Finished on | Jun 14 21:30:55

Mapping speed, Million of reads per hour | 813.41

Number of input reads | 130371712

Average input read length | 60

UNIQUE READS:

Uniquely mapped reads number | 77430509

Uniquely mapped reads % | 59.39%

Average mapped length | 59.18

Number of splices: Total | 5823745

Number of splices: Annotated (sjdb) | 5776569

Number of splices: GT/AG | 5678374

Number of splices: GC/AG | 22112

Number of splices: AT/AC | 5403

Number of splices: Non-canonical | 117856

Mismatch rate per base, % | 1.12%

Deletion rate per base | 0.03%

Deletion average length | 1.42

Insertion rate per base | 0.03%

Insertion average length | 1.27

MULTI-MAPPING READS:

Number of reads mapped to multiple loci | 38461826

% of reads mapped to multiple loci | 29.50%

Number of reads mapped to too many loci | 456

% of reads mapped to too many loci | 0.00%

UNMAPPED READS:

% of reads unmapped: too many mismatches | 0.00%

% of reads unmapped: too short | 10.90%

% of reads unmapped: other | 0.21%

CHIMERIC READS:

Number of chimeric reads | 0

% of chimeric reads | 0.00%

For comparison, here is what our mapping to the human reference looks like.

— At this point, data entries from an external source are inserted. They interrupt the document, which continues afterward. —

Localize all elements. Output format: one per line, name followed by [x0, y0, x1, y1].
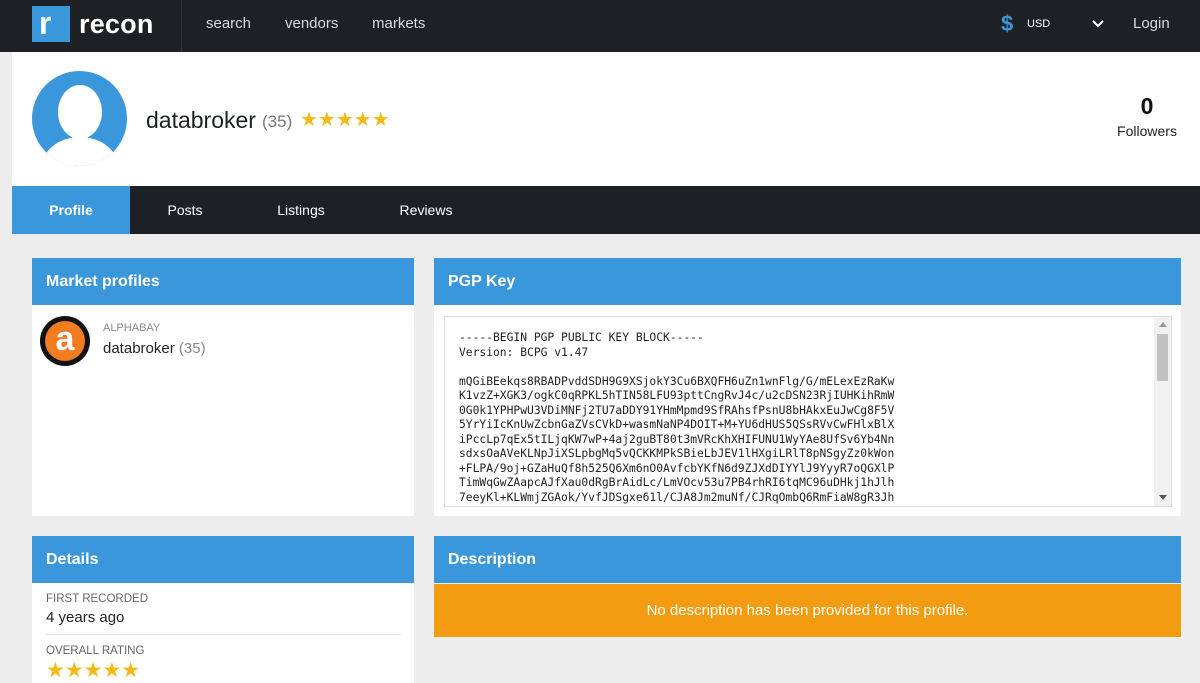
profile-username: databroker [146, 107, 256, 133]
profile-review-count: (35) [262, 112, 293, 131]
market-profile-item[interactable]: a ALPHABAY databroker (35) [32, 305, 414, 385]
scroll-thumb[interactable] [1157, 334, 1168, 381]
market-profiles-panel: Market profiles a ALPHABAY databroker (3… [32, 258, 414, 516]
brand-name[interactable]: recon [79, 7, 154, 41]
tab-posts[interactable]: Posts [150, 186, 220, 234]
details-panel: Details FIRST RECORDED 4 years ago OVERA… [32, 536, 414, 683]
profile-rating-stars: ★★★★★ [300, 109, 390, 131]
overall-rating-label: OVERALL RATING [46, 645, 145, 657]
login-link[interactable]: Login [1133, 15, 1170, 33]
currency-selector[interactable]: USD [1027, 17, 1050, 31]
tab-reviews[interactable]: Reviews [391, 186, 461, 234]
pgp-key-title: PGP Key [434, 258, 1181, 305]
details-divider [46, 634, 401, 635]
first-recorded-value: 4 years ago [46, 609, 125, 626]
scroll-up-icon[interactable] [1159, 322, 1167, 327]
pgp-key-textarea[interactable]: -----BEGIN PGP PUBLIC KEY BLOCK----- Ver… [444, 316, 1172, 507]
avatar-head [58, 85, 102, 139]
market-profiles-title: Market profiles [32, 258, 414, 305]
dollar-icon[interactable]: $ [1001, 11, 1013, 37]
description-title: Description [434, 536, 1181, 583]
top-navbar: r recon search vendors markets $ USD Log… [0, 0, 1200, 52]
followers-count: 0 [1140, 93, 1154, 119]
logo-icon[interactable]: r [32, 6, 70, 42]
tab-profile[interactable]: Profile [12, 186, 130, 234]
alphabay-logo-icon: a [40, 316, 90, 366]
market-review-count: (35) [178, 340, 206, 357]
pgp-key-panel: PGP Key -----BEGIN PGP PUBLIC KEY BLOCK-… [434, 258, 1181, 516]
description-notice: No description has been provided for thi… [434, 584, 1181, 637]
scroll-down-icon[interactable] [1159, 495, 1167, 500]
avatar-icon [32, 71, 127, 166]
chevron-down-icon[interactable] [1090, 16, 1106, 32]
logo-letter: r [39, 5, 52, 41]
nav-divider [181, 0, 182, 52]
overall-rating-stars: ★★★★★ [46, 659, 141, 682]
market-username[interactable]: databroker (35) [103, 340, 206, 358]
market-username-text: databroker [103, 340, 175, 357]
details-title: Details [32, 536, 414, 583]
followers-label: Followers [1117, 123, 1177, 139]
tab-listings[interactable]: Listings [266, 186, 336, 234]
first-recorded-label: FIRST RECORDED [46, 593, 149, 605]
nav-link-markets[interactable]: markets [372, 15, 425, 33]
nav-link-search[interactable]: search [206, 15, 251, 33]
pgp-scrollbar[interactable] [1154, 317, 1171, 506]
market-name: ALPHABAY [103, 322, 161, 334]
description-panel: Description No description has been prov… [434, 536, 1181, 637]
avatar-body [42, 137, 118, 166]
profile-tabs: Profile Posts Listings Reviews [12, 186, 1200, 234]
alphabay-logo-letter: a [45, 321, 85, 361]
pgp-key-text: -----BEGIN PGP PUBLIC KEY BLOCK----- Ver… [459, 331, 895, 504]
nav-link-vendors[interactable]: vendors [285, 15, 338, 33]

Started job on | Mar 19 00:41:17

Started mapping on | Mar 19 01:03:00

Finished on | Mar 19 01:40:06

Mapping speed, Million of reads per hour | 961.75

Number of input reads | 594681159

Average input read length | 66

UNIQUE READS:

Uniquely mapped reads number | 459120957

Uniquely mapped reads % | 77.20%

Average mapped length | 65.53

Number of splices: Total | 128971189

Number of splices: Annotated (sjdb) | 128712920

Number of splices: GT/AG | 127927630

Number of splices: GC/AG | 610176

Number of splices: AT/AC | 37485

Number of splices: Non-canonical | 395898

Mismatch rate per base, % | 0.96%

Deletion rate per base | 0.01%

Deletion average length | 1.28

Insertion rate per base | 0.00%

Insertion average length | 1.19

MULTI-MAPPING READS:

Number of reads mapped to multiple loci | 97235568

% of reads mapped to multiple loci | 16.35%

Number of reads mapped to too many loci | 1127

% of reads mapped to too many loci | 0.00%

UNMAPPED READS:

% of reads unmapped: too many mismatches | 0.00%

% of reads unmapped: too short | 4.22%

% of reads unmapped: other | 2.23%

CHIMERIC READS:

Number of chimeric reads | 0

% of chimeric reads | 0.00%

The difference in multi-mappers is about 10-15%, but certainly it seems to significantly change the percentage of pseudogenes called later. I figured it likely had to do with the genome assembly but I'm not exactly sure why the mouse and human genomes (from the same source) would differ.

Alexander Dobin

unread,

Jun 28, 2018, 11:27:57 PM6/28/18

to rna-star

Hi Suraj,

one thing that stands out in the Log.final.out is the low proportion of spliced reads.

Are these are 3' end reads, Drop-seq like?

It's possible that for some reason the ends of 3' ends of genes and pseudogenes have more sequence similarity in mouse than in human for some reason.